List of points
There are many people around you, and you have no right to be an obstacle to their spiritual good, to their eternal happiness.
—You are under an obligation to be a saint. You must not let God down for having chosen you. Neither must you let those around you down: they expect so much from your Christian life.
The person who stops struggling causes harm to the Church, to his own supernatural undertaking, to his brothers and to all souls.
—Examine yourself. Could you not put a more lively love for God into your spiritual combat? — I am praying for you… and for everyone. You should do the same.
A saint! A son of God should exaggerate in practising virtue — if exaggeration is possible here… Because other people will see themselves reflected in him, as in a mirror, and it is only by our aiming very high that others will reach a middling level.
Don’t neglect the practice of fraternal correction, which is a clear sign of the supernatural virtue of charity. It’s hard; because it’s easier to be inhibited. Easier!, but not supernatural.
—And for such omissions you will have to render an account to God.
If you know how to love other people and you spread that affection — Christ’s kindly, gentle charity — all around you, you will be able to support one another, and if someone is about to stumble he will feel that he is being supported, and also encouraged, to be faithful to God through this fraternal strength.
If God’s Love has chosen you out and called you to follow him, you have a duty to respond to him… and it is also your duty, an equally serious duty, to lead and to contribute to the holiness and good progress of other men, your brothers.
—When are you going to make up your mind!
Many people around you live a life of sacrifice simply for human reasons. These poor people forget they are children of God and act the way they do perhaps only out of pride, or to excel, or to be more comfortably off later on in life. They give up all kinds of things!
And you, who carry the sweet burden of the Church, of your family, your colleagues and friends, motives for which it is worthwhile sacrificing yourself, what are you doing about it? With what sense of responsibility are you reacting?

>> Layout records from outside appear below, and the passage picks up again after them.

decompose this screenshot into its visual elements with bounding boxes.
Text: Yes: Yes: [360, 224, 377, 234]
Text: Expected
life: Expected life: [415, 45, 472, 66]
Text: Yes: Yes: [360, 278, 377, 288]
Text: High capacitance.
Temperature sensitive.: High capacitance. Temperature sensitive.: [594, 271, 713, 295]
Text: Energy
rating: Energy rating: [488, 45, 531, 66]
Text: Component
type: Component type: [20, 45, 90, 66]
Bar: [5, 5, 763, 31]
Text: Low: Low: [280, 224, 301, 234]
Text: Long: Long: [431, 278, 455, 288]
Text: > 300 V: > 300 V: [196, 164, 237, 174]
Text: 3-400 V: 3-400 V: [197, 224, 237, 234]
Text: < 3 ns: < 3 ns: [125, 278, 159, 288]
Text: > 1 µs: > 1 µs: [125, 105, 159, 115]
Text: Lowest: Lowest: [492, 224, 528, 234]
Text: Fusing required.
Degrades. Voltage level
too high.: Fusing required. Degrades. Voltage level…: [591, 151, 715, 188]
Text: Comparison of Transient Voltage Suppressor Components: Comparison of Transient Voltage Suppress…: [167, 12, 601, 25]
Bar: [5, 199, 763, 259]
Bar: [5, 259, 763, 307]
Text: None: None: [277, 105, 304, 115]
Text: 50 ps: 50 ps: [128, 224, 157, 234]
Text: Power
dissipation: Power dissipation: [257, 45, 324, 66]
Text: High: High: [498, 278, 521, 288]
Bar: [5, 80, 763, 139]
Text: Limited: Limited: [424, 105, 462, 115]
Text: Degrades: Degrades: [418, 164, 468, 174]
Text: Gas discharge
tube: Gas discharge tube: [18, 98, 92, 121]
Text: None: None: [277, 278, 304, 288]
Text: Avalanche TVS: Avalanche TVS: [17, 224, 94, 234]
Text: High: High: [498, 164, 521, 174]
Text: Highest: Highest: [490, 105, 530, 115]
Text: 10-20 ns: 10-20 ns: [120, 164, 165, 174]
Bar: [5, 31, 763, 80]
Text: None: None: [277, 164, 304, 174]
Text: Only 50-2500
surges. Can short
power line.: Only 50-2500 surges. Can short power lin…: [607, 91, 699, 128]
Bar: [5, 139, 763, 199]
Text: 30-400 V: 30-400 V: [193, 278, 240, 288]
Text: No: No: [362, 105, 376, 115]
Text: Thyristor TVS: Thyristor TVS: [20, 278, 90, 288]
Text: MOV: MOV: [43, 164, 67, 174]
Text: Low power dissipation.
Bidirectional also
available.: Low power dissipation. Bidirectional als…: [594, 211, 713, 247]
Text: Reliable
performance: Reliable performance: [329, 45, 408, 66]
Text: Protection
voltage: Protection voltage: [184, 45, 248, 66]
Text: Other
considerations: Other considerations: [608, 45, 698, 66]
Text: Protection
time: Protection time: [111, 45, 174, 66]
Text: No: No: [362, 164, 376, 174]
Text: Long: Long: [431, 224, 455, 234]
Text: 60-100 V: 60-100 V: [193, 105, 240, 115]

Looking on the immense panorama of souls who are awaiting us, and being struck by the wonderful and awesome responsibility before us, you may at times have asked yourself, as I have: “Can I contribute anything, when the task is so vast? I, who am so puny?”
—It is then we have to open the Gospel and contemplate how Jesus cures the man born blind. He uses mud made from the dust of the earth and saliva. Yet this is the salve which brings light to those blind eyes!
That is what you and I are. Fully aware of our weaknesses and our worthlessness, but with the grace of God and our good will, we can be salve to give light and provide strength for others as well as for ourselves.
Our striving for our own sanctification has repercussions on the sanctity of so many souls and also on the sanctity of God’s Church.
The Lord’s field is fertile and the seed he sows of good quality. Therefore when weeds appear in this world of ours, never doubt that they spring up because of a lack of correspondence on the part of men, Christians especially, who have fallen asleep and have left the field open to the enemy.
—Don’t complain, for there’s no point; examine your behaviour, instead.
It is you — in spite of your passions — who have the responsibility for the sanctity of the others, for their Christian behaviour and for their effectiveness.
You are not on your own. If you stop you could be holding up or harming so many people!
Think about your Mother the Holy Church and consider how, if one member suffers, the whole body suffers.
—Your body needs each one of its members, but each member needs the whole body. What would happen if my hands were to stop doing their duty… or if my heart were to stop beating!